With two songs written and the instrumentals recorded for each, I was feeling ambitious enough to lay down the vocals last Friday. This has become the last step of the process for me (apart from mixing), because I no longer live in my parents’ basement and the amount of noise I make matters. I’m loud and obnoxious when I sing, especially when I try to harmonize with myself. With the track blasting in my headphones, most of the ridiculousness of my sound is lost to my own ears. Other people would hear a series of farm animals with birth defects. That being said, I never record vocals in my apartment where the walls are paper thin.
Fortunately, a friend of mine let me use her place, which is basically a town house connected to other homes with slightly thicker walls. Allowing me to scream like a dying goat in it was a brave and selfless act. She’s from the UK which means my singing could put her at risk for both eviction and deportation.
I cleared a space for my laptop on one of her countertops after turning away a dozen or so decorative, plastic doll statues…and then sympathetically taping cotton balls to each of their ears. I set up my microphone stand in the corner of the room. I poured myself a glass of water to keep my throat lubricated (not a sentence I throw around often). Then I took a few deep breaths and began.
And it was horrible.
I’ve never had a great voice to begin with, but I can usually belt something out that can be tweaked with a little auto-tune. Even after extensively altering my pitch digitally, my entire Friday recording session sounded like a robot with a cold. It was discouraging.
Taking on a long-term creative project is usually a love-hate relationship. There are going to be many times you want to punch it in its face and therefore there are going to be many times where you have to remind yourself why you loved it in the first place.

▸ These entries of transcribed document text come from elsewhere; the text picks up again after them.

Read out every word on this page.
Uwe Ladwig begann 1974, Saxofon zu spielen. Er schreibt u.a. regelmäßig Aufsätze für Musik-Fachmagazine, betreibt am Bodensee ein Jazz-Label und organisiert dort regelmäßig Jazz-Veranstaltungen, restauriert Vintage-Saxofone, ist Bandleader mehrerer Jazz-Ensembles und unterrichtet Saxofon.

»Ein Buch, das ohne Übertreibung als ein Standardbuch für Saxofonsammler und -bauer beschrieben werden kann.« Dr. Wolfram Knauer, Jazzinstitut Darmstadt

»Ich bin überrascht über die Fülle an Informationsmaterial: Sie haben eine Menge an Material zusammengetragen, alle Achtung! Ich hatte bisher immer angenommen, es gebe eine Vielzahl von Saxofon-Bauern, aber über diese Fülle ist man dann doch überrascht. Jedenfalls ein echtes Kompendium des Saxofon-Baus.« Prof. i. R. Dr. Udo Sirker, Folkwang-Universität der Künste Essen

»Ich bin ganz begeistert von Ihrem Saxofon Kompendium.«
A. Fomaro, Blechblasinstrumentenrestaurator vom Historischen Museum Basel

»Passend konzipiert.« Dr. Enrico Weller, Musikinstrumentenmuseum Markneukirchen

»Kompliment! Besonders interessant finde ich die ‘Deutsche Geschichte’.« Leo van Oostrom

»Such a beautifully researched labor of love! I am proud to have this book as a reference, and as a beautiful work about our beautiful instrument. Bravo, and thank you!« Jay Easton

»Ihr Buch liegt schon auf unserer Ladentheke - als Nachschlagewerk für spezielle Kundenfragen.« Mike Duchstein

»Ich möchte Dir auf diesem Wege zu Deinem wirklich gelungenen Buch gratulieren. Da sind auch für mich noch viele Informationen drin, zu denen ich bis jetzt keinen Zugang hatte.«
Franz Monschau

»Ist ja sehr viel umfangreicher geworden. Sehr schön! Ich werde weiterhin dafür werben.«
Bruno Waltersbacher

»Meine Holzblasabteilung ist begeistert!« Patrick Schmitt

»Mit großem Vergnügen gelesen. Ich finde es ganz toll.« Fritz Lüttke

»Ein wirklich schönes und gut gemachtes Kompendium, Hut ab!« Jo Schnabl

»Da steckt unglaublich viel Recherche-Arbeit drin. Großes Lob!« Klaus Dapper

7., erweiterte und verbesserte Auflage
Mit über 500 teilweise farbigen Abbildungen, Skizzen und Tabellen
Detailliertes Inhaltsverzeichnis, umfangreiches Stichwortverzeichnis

While I’m reminding myself of this, I’m going to need some singing practice.
Anyone up for karaoke?
I doubt it’s common, when beginning a large-scale creative project, to come to terms with the fact that you have almost zero skill in the medium you’ve chosen to work in. Some might take this as me being humble or fishing for a compliment, but I’m being honest in a sad way. I have very little musical talent. At least, very little talent in the way I define being “musically talented.”
Can I put together a song in standard verse-chorus-verse-chorus-bridge-chorus form? Yes and I can even throw in a pre-chorus or two. Can I play a catchy chord on a guitar or piano? Sure. I can even put several chords together! Can I play a riff so sexy that it will make somebody pregnant? No and I can live with that.
The way I record my songs is a lot more like editing a video or writing a blog post. I record one instrument at a time, usually without writing the entire song beforehand. I just see what happens when it all comes together. Most of the time I just have a theme in mind and write lyrics later. Sometimes the music is completely recorded before I even know what the song is going to be about.
Once I’m finished recording the song in its entirety, I probably don’t even remember how to play it live. And if I do, I probably can’t sing it without the aid of auto-tune. Because of that, I can’t call myself a musician. Since most of the songs I write are very autobiographical, I can probably say that I’m becoming proficient in musical blogging. If that’s not already a term, I’d like to go ahead and claim that now. I am creating a 12-song musical blog.
And it’s going to be mag fab.
In the past week I’ve settled on a personal project that I’m going to run with. I’m going to write and record my fourth album.
Let’s back up a second though for anyone who was confused by that last sentence. I’m not actually a recording artist. I’m not even technically a musician. I play some guitar, beginner keyboard, and I have a voice that will score 4 stars on Sing Star singing Bitch by Meredith Brooks on easy mode. But thanks to the magic of overdubbing, auto-tune, and a midi drum kit, I am a rock god.
My first album, Lucid Dreaming (2006) was made mostly using loops on garage band and a little acoustic guitar. It was mostly a practice album. Once I moved away from using loops and bought a better quality keyboard and microphone, I recorded Eric’s Valentine (2008) which was an ambitious concept album about my love life. Shortly after, I compiled a bunch of tracks I wrote and recorded in college and made my last album, Wave on Woah (2010).
None of these were ever really released to the public. I just shared tracks with close friends and kept the albums on my computer. It was really more of a hobby than me trying to make it big, considering I could never replicate any of these songs live.
I did post a few of the classics here: http://emoneymusic.tumblr.com/
It’s been about four years since I last took on an ambitious project like making an album, so that’s what I’m going to do. Eric’s Valentine revolved around my love life in high school and college, Wave on Woah dealt with college and losing high school friends, and now Feeling the Cleve (working title) will revolve around moving for work, skipping my twenties, and living life in the real world.
I’m hoping to have it finished by my birthday this year (August 3rd). That way when I celebrate with friends, I can pretend it’s an album release party.
Will have more updates as this progresses.